For the record, near & dear friends & family on both sides of the political spectrum echo your words, & the truth is there for us all if we are willing to examine beyond the surface. It is the nature of the thoughtful to arrive at truth through a variety of avenues.
That said, I’m headed to purchase your books. ‘Likely all of them. ‘No sense in not getting the whole enchilada.
‘Cheers.
Dear Mr. Maass,
Your articles often include these pesky questions which we are obliged to ask our protagonists–or to ask of our scenes. All have been cut & pasted into one of my Evernote pages entitled “Maass Appeal.” Immediately, I do think of the protagonist in my HF WIP (Ancient Rome), & it is admittedly uncomfortable, as the work involved to go through & supplicate her response to each & every query is formidable. Fortunately, this work is my play.
For the record, near & dear friends & family on both sides of the political spectrum echo your words, & the truth is there for us all if we are willing to examine beyond the surface. It is the nature of the thoughtful to arrive at truth through a variety of avenues.
That said, I’m headed to purchase your books. ‘Likely all of them. ‘No sense in not getting the whole enchilada.
‘Cheers.
Maass Appeal…well, that’s a compliment if ever I heard one! Thanks!
How are you being unsafe in your WIP today?
This is going onto the list of the daily questions.
My character is at a low point – and abandoning the field of battle to lick her wounds, with the possibility of settling for something lovely – and far from perfect for her – about to be dangled in front of her as a consolation prize.
All the bad things are starting to happen with vengeance to another of the characters.
And the villain, though temporarily stymied, has her plans right on track – and about to get kicked into high gear.
No wonder I’m scared to write. It has nothing to do with the external terrifying circumstances we live under right now. It’s because the hard things take so much work to get precisely right, and require the writer’s best efforts.
I am scared – but that won’t stop me from writing.
(Please forgive the cliches – this is a comment.)

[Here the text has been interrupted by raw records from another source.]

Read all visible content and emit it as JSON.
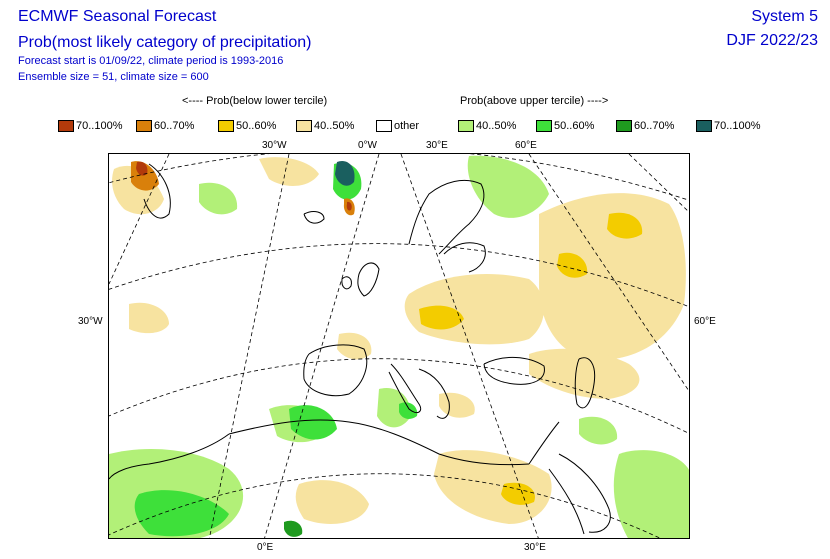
{
  "header": {
    "title_line1": "ECMWF Seasonal Forecast",
    "title_line2": "Prob(most likely category of precipitation)",
    "info_line1": "Forecast start is 01/09/22, climate period is 1993-2016",
    "info_line2": "Ensemble size = 51, climate size = 600",
    "system": "System 5",
    "season": "DJF 2022/23"
  },
  "legend": {
    "below_header": "<---- Prob(below lower tercile)",
    "above_header": "Prob(above upper tercile) ---->",
    "items": [
      {
        "label": "70..100%",
        "color": "#b23a0b"
      },
      {
        "label": "60..70%",
        "color": "#d9800b"
      },
      {
        "label": "50..60%",
        "color": "#f3cc00"
      },
      {
        "label": "40..50%",
        "color": "#f7e3a0"
      },
      {
        "label": "other",
        "color": "#ffffff"
      },
      {
        "label": "40..50%",
        "color": "#b2f078"
      },
      {
        "label": "50..60%",
        "color": "#3ee03a"
      },
      {
        "label": "60..70%",
        "color": "#1f9a1f"
      },
      {
        "label": "70..100%",
        "color": "#1a5f5f"
      }
    ]
  },
  "map": {
    "top_labels": [
      "30°W",
      "0°W",
      "30°E",
      "60°E"
    ],
    "left_label": "30°W",
    "right_label": "60°E",
    "bottom_labels": [
      "0°E",
      "30°E"
    ]
  }
}
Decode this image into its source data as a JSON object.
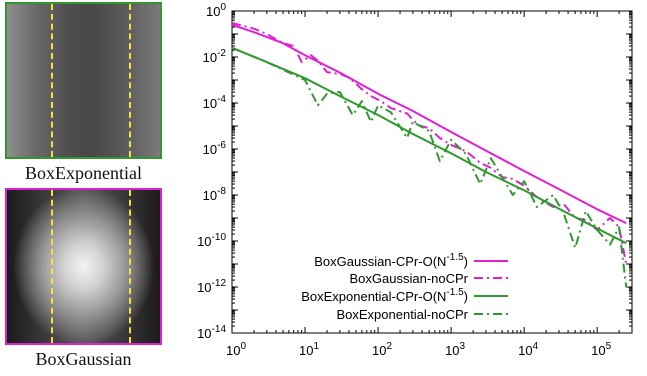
{
  "thumbnails": [
    {
      "caption": "BoxExponential",
      "border_color": "#2e9a2e"
    },
    {
      "caption": "BoxGaussian",
      "border_color": "#e020d0"
    }
  ],
  "chart_data": {
    "type": "line",
    "xscale": "log",
    "yscale": "log",
    "xlim": [
      1,
      300000
    ],
    "ylim": [
      1e-14,
      1
    ],
    "x_ticks": [
      {
        "value": 1,
        "base": "10",
        "exp": "0"
      },
      {
        "value": 10,
        "base": "10",
        "exp": "1"
      },
      {
        "value": 100,
        "base": "10",
        "exp": "2"
      },
      {
        "value": 1000,
        "base": "10",
        "exp": "3"
      },
      {
        "value": 10000,
        "base": "10",
        "exp": "4"
      },
      {
        "value": 100000,
        "base": "10",
        "exp": "5"
      }
    ],
    "y_ticks": [
      {
        "value": 1,
        "base": "10",
        "exp": "0"
      },
      {
        "value": 0.01,
        "base": "10",
        "exp": "-2"
      },
      {
        "value": 0.0001,
        "base": "10",
        "exp": "-4"
      },
      {
        "value": 1e-06,
        "base": "10",
        "exp": "-6"
      },
      {
        "value": 1e-08,
        "base": "10",
        "exp": "-8"
      },
      {
        "value": 1e-10,
        "base": "10",
        "exp": "-10"
      },
      {
        "value": 1e-12,
        "base": "10",
        "exp": "-12"
      },
      {
        "value": 1e-14,
        "base": "10",
        "exp": "-14"
      }
    ],
    "legend_position": "bottom-left",
    "series": [
      {
        "name": "BoxGaussian-CPr-O(N^-1.5)",
        "label_main": "BoxGaussian-CPr-O(N",
        "label_sup": "-1.5",
        "label_end": ")",
        "color": "#e020d0",
        "dash": "solid",
        "x": [
          1,
          2,
          5,
          10,
          30,
          100,
          300,
          1000,
          3000,
          10000,
          30000,
          100000,
          250000
        ],
        "y": [
          0.25,
          0.12,
          0.04,
          0.012,
          0.0021,
          0.00025,
          4.5e-05,
          5.5e-06,
          8.5e-07,
          1.1e-07,
          1.8e-08,
          2.4e-09,
          6e-10
        ]
      },
      {
        "name": "BoxGaussian-noCPr",
        "label_main": "BoxGaussian-noCPr",
        "label_sup": "",
        "label_end": "",
        "color": "#e020d0",
        "dash": "dashdot",
        "x": [
          1,
          2,
          3,
          5,
          7,
          9,
          12,
          15,
          20,
          30,
          40,
          60,
          80,
          110,
          150,
          250,
          350,
          500,
          700,
          1000,
          1600,
          2500,
          3500,
          5000,
          7000,
          10000,
          15000,
          25000,
          35000,
          50000,
          70000,
          100000,
          150000,
          200000,
          250000
        ],
        "y": [
          0.3,
          0.17,
          0.1,
          0.04,
          0.03,
          0.006,
          0.012,
          0.007,
          0.0022,
          0.0018,
          0.0013,
          0.0004,
          0.0002,
          0.00012,
          6e-05,
          3.5e-05,
          1.1e-05,
          8e-06,
          3e-06,
          1.5e-06,
          8e-07,
          2.5e-07,
          1.5e-07,
          6e-08,
          5e-08,
          2.5e-08,
          8e-09,
          3e-09,
          4e-09,
          1e-09,
          8e-10,
          3e-10,
          1e-09,
          4e-10,
          1e-11
        ]
      },
      {
        "name": "BoxExponential-CPr-O(N^-1.5)",
        "label_main": "BoxExponential-CPr-O(N",
        "label_sup": "-1.5",
        "label_end": ")",
        "color": "#2e9a2e",
        "dash": "solid",
        "x": [
          1,
          3,
          10,
          30,
          100,
          300,
          1000,
          3000,
          10000,
          30000,
          100000,
          250000
        ],
        "y": [
          0.025,
          0.006,
          0.0012,
          0.0002,
          3e-05,
          4.5e-06,
          6.5e-07,
          1e-07,
          1.6e-08,
          2.5e-09,
          3.5e-10,
          8e-11
        ]
      },
      {
        "name": "BoxExponential-noCPr",
        "label_main": "BoxExponential-noCPr",
        "label_sup": "",
        "label_end": "",
        "color": "#2e9a2e",
        "dash": "dashdot",
        "x": [
          1,
          3,
          10,
          15,
          20,
          30,
          45,
          60,
          80,
          100,
          150,
          250,
          300,
          500,
          700,
          1000,
          1600,
          2500,
          3500,
          5000,
          7000,
          10000,
          15000,
          25000,
          35000,
          50000,
          70000,
          100000,
          150000,
          200000,
          250000
        ],
        "y": [
          0.025,
          0.006,
          0.001,
          8e-05,
          0.00025,
          0.0003,
          3e-05,
          0.00012,
          1.5e-05,
          8e-05,
          4e-05,
          3e-06,
          1.5e-05,
          6e-06,
          3e-07,
          2.5e-06,
          6e-07,
          3e-08,
          4e-07,
          6e-08,
          1e-08,
          4e-08,
          3e-09,
          1e-08,
          1.5e-09,
          5e-11,
          2e-09,
          3e-10,
          7e-11,
          4e-10,
          1e-12
        ]
      }
    ]
  }
}
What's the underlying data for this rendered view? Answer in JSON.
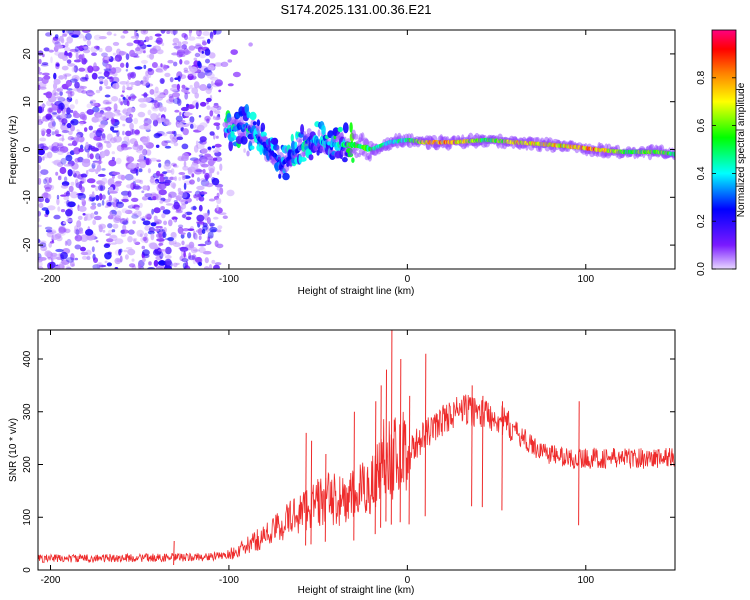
{
  "title": "S174.2025.131.00.36.E21",
  "chart_data": [
    {
      "type": "heatmap",
      "xlabel": "Height of straight line (km)",
      "ylabel": "Frequency (Hz)",
      "xlim": [
        -207,
        150
      ],
      "ylim": [
        -25,
        25
      ],
      "x_ticks": [
        -200,
        -100,
        0,
        100
      ],
      "x_tick_labels": [
        "-200",
        "-100",
        "0",
        "100"
      ],
      "y_ticks": [
        -20,
        -10,
        0,
        10,
        20
      ],
      "y_tick_labels": [
        "-20",
        "-10",
        "0",
        "10",
        "20"
      ],
      "colorbar": {
        "label": "Normalized spectral amplitude",
        "range": [
          0,
          1
        ],
        "ticks": [
          0.0,
          0.2,
          0.4,
          0.6,
          0.8
        ],
        "tick_labels": [
          "0.0",
          "0.2",
          "0.4",
          "0.6",
          "0.8"
        ],
        "colors": [
          "#e8d8ff",
          "#7a1aff",
          "#0000ff",
          "#00ffff",
          "#00ff00",
          "#ffff00",
          "#ff8000",
          "#ff0000",
          "#ff0080"
        ]
      },
      "ridge": [
        {
          "x": -100,
          "freq": 4,
          "amp": 0.4
        },
        {
          "x": -90,
          "freq": 5,
          "amp": 0.35
        },
        {
          "x": -80,
          "freq": 1,
          "amp": 0.3
        },
        {
          "x": -70,
          "freq": -3,
          "amp": 0.3
        },
        {
          "x": -55,
          "freq": 2,
          "amp": 0.35
        },
        {
          "x": -40,
          "freq": 1,
          "amp": 0.45
        },
        {
          "x": -30,
          "freq": 1,
          "amp": 0.65
        },
        {
          "x": -20,
          "freq": 0,
          "amp": 0.6
        },
        {
          "x": -10,
          "freq": 1.5,
          "amp": 0.5
        },
        {
          "x": 0,
          "freq": 2,
          "amp": 0.55
        },
        {
          "x": 10,
          "freq": 1.5,
          "amp": 0.85
        },
        {
          "x": 25,
          "freq": 1.5,
          "amp": 0.9
        },
        {
          "x": 45,
          "freq": 2,
          "amp": 0.6
        },
        {
          "x": 60,
          "freq": 1.5,
          "amp": 0.85
        },
        {
          "x": 80,
          "freq": 1,
          "amp": 0.85
        },
        {
          "x": 95,
          "freq": 0.5,
          "amp": 0.85
        },
        {
          "x": 105,
          "freq": 0,
          "amp": 0.95
        },
        {
          "x": 120,
          "freq": -0.5,
          "amp": 0.65
        },
        {
          "x": 140,
          "freq": -0.5,
          "amp": 0.7
        },
        {
          "x": 150,
          "freq": -1,
          "amp": 0.6
        }
      ]
    },
    {
      "type": "line",
      "xlabel": "Height of straight line (km)",
      "ylabel": "SNR (10 * v/v)",
      "xlim": [
        -207,
        150
      ],
      "ylim": [
        0,
        455
      ],
      "x_ticks": [
        -200,
        -100,
        0,
        100
      ],
      "x_tick_labels": [
        "-200",
        "-100",
        "0",
        "100"
      ],
      "y_ticks": [
        0,
        100,
        200,
        300,
        400
      ],
      "y_tick_labels": [
        "0",
        "100",
        "200",
        "300",
        "400"
      ],
      "color": "#ee2b2b",
      "series": [
        {
          "name": "SNR",
          "x": [
            -207,
            -180,
            -150,
            -120,
            -105,
            -95,
            -85,
            -75,
            -65,
            -55,
            -45,
            -35,
            -25,
            -18,
            -12,
            -8,
            -3,
            0,
            5,
            10,
            20,
            30,
            40,
            50,
            60,
            70,
            80,
            90,
            100,
            110,
            120,
            130,
            140,
            150
          ],
          "values": [
            22,
            22,
            23,
            24,
            26,
            35,
            55,
            75,
            100,
            120,
            135,
            130,
            150,
            170,
            230,
            210,
            230,
            210,
            240,
            255,
            285,
            305,
            300,
            290,
            265,
            235,
            220,
            212,
            212,
            212,
            212,
            212,
            212,
            215
          ]
        }
      ],
      "spikes": [
        {
          "x": -131,
          "value": 55
        },
        {
          "x": -57,
          "value": 260
        },
        {
          "x": -54,
          "value": 245
        },
        {
          "x": -46,
          "value": 220
        },
        {
          "x": -30,
          "value": 300
        },
        {
          "x": -18,
          "value": 320
        },
        {
          "x": -15,
          "value": 350
        },
        {
          "x": -12,
          "value": 380
        },
        {
          "x": -9,
          "value": 455
        },
        {
          "x": -4,
          "value": 400
        },
        {
          "x": 1,
          "value": 330
        },
        {
          "x": 10,
          "value": 410
        },
        {
          "x": 36,
          "value": 350
        },
        {
          "x": 42,
          "value": 330
        },
        {
          "x": 53,
          "value": 320
        },
        {
          "x": 96,
          "value": 320
        }
      ]
    }
  ]
}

I like what you say about the “hard things”…yes! They do take work, otherwise they wouldn’t feel genuinely hard on the page.
Dear Mr. Maas,
“When the student is ready, the teacher appears.”
Thank you for showing me why my story is flat and what it needs if it’s going to have any life.
I’ll probably have to settle for pixels or paper and ink, but I’d like to install in neon over my desk the questions you posted in italics.
Back to work.
Well, neon may be a bit too much but you can print out those prompts and stick ’em on the wall, yes?
Wonderful reflection, Don. “Our world does not stay the same. It never does. If powerlessness is our premise, then change is our story’s promise.”
I’m reading Canticle for Leibowitz and how beautifully it points to this theme of change. But it also points to the eternal things that do not change. I loved how monasteries are places where both knowledge and truth are preserved. Reminded me of another lovely book: How the Irish Saved Civilization.
In my own WIP, when all is lost, my teenaged character discovers the true meaning of freedom, not doing whatever you want, but having the freedom to do the right thing.
Canticle for Leibowitz is one of the great SF stories. Heck, it’s great by any measure. Thanks for mentioning it.
Ah, the perfect and timely tough-love antidote to my fretting about how to write a story that matters in times like these. Thank you, Don, for reminding me that I am indeed NOT ready to wave the white flag of surrender (as either writer or citizen), and providing us all with insights about how to seize hold of despair and use it to push our stories forward.